Saturday, July 24, 2010

Evernote: Multi accessible notes, records and more

I have become a fan of Evernote in just a few days. I need multi-platform and multi-site access to notes, documents and other records, and this classy little PC/Mac program / iApp works like a champ.

iStockphoto.comGoogle Documents is my preferred multi-site documents and spreadsheets solution, and I use it several times a day on average. It works well for simple or even medium-complex word processing documents and spreadsheets. I access it from the office, I access it at home and I can view it from my iPhone in the coffee shop. It works on the PC and the Mac, and it works on my iPad. I even share some documents with colleagues and friends.

What Google Documents does not do well is simple notes, audio, pictures, PDFs and other records, and this is the need that Evernote fills. Like Google Documents, Evernote is free, at least up to 40 mb of uploads per month. A souped-up version is available for $5 per month, and I can see myself shelling out before long.

As an example of what I am doing with Evernote, my wife and I are planning a couple of out-of-Alaska trips in September. As I gather information items for the trip, I am saving them as PDF files and dragging them into an Evernote "notebook" labeled travel. Or I could easily make a web clip and bypass the PDF stage, but I like PDF for printouts.

I have another notebook for my office notes, and I just started another for some health related materials. Other notebooks will follow, I know.

Here's the part I like about Evernote: I can see my notes and records on: 1) my main home workstation, 2) my iPad, 3) my iPhone, 4) our Mac Mini that we use with the large LED monitor on our "entertainment center", 5) on my office computer at the office and 6) any web browser.

I have shared my travel folder with my wife so she can see it in her iPhone, or on her laptop or a web browser.

Now, I don't have to look through piles of travel related emails to find the confirmation information; it's all in one place. If I need to show something to an agent, I can just pop open the iPad and display it....whether or not I am connected to the cloud. So long as I have synchronized documents between devices, I have the data where I need it.

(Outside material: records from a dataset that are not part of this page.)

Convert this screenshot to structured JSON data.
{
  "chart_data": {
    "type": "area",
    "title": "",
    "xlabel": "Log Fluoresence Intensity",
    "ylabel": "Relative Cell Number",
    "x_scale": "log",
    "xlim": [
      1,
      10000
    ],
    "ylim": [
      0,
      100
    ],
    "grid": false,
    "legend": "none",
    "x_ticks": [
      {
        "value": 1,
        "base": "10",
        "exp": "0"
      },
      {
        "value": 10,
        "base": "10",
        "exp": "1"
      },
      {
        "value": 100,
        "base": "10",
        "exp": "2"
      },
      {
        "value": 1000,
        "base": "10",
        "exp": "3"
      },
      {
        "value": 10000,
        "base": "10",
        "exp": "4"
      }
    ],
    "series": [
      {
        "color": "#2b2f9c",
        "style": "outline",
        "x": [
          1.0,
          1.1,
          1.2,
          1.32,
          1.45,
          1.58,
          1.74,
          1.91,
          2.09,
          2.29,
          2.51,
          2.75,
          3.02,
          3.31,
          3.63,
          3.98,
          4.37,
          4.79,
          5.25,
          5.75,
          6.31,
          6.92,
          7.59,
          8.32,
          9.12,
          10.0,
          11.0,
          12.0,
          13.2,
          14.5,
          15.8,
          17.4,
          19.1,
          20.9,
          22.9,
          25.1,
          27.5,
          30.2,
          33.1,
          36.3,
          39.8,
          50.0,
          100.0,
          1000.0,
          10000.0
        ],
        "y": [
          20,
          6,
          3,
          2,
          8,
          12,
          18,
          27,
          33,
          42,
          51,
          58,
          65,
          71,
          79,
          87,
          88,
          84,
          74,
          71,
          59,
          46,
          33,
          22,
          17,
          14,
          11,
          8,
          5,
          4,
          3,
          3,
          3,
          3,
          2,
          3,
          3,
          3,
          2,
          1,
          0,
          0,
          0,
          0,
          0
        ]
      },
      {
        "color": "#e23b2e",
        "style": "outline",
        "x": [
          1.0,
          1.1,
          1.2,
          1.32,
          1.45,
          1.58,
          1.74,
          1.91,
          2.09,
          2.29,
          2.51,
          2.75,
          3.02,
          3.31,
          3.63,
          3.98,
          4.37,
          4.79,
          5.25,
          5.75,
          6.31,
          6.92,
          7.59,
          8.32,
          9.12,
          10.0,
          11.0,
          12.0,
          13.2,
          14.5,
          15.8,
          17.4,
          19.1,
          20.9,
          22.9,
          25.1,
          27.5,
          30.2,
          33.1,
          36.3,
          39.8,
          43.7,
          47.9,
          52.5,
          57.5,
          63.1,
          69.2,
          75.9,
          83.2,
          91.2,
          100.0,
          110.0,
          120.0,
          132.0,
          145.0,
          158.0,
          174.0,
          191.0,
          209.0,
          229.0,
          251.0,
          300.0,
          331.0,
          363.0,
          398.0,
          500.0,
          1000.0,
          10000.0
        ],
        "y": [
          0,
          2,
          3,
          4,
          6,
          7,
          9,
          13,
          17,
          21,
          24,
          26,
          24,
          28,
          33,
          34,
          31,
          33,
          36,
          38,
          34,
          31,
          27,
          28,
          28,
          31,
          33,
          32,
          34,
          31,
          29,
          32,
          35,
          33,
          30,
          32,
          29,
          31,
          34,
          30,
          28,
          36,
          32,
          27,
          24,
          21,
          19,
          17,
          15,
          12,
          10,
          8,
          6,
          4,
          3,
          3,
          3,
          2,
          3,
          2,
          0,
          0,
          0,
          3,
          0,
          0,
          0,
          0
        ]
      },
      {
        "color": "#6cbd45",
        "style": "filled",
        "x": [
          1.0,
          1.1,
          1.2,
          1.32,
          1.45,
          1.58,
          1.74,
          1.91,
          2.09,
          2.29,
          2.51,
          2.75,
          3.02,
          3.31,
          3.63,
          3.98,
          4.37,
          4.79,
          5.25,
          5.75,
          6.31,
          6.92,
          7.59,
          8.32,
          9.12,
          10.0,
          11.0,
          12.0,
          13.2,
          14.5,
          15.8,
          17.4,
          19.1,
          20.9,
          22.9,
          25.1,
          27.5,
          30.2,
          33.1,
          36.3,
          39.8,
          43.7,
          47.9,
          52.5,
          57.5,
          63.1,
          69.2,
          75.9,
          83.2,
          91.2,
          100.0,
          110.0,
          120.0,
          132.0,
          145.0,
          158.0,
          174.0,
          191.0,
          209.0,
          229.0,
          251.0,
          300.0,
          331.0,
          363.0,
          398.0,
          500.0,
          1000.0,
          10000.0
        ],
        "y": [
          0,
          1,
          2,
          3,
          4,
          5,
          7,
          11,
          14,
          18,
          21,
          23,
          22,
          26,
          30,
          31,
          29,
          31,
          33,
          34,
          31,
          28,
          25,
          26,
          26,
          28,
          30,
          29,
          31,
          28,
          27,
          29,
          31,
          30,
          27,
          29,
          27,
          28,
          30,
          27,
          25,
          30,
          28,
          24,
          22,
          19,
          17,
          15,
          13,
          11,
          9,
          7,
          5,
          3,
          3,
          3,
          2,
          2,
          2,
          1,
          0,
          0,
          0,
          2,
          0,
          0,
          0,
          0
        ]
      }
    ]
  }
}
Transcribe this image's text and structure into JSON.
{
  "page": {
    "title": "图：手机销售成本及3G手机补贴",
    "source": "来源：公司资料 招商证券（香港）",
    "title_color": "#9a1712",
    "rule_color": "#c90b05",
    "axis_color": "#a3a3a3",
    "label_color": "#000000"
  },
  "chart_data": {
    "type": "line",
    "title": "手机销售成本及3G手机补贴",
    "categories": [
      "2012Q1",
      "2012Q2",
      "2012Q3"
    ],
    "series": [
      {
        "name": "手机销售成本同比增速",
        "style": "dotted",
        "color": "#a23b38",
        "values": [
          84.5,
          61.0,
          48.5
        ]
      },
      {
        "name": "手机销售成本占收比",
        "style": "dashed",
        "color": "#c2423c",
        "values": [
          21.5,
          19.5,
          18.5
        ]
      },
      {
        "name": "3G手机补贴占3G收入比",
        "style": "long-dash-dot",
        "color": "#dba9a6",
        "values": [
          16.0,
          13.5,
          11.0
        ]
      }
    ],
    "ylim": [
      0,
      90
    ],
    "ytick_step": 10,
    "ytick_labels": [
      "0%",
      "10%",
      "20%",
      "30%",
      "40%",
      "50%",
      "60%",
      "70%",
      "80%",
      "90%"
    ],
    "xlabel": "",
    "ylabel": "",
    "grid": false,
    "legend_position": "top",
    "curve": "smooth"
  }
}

I already have many work-related notes already in my Evernote notebook, and I have been using this for less than two weeks. I keep a running note of what I want to talk to my boss about so that when we have some time, I can pop it open, no matter where I am.

Recently I started a note in my office notebook about budget items for mid-year consideration. I also have a couple of PDF'ed handwritten notes from staff meetings so that I can refer to them later. Today, I snapped an iPhone picture of something in the building that needs repair and saved it to Evernote to remind me to get it taken care of. I know at least one user that takes meeting notes on his iPad, and saves them to Evernote. I'm going to try that, too.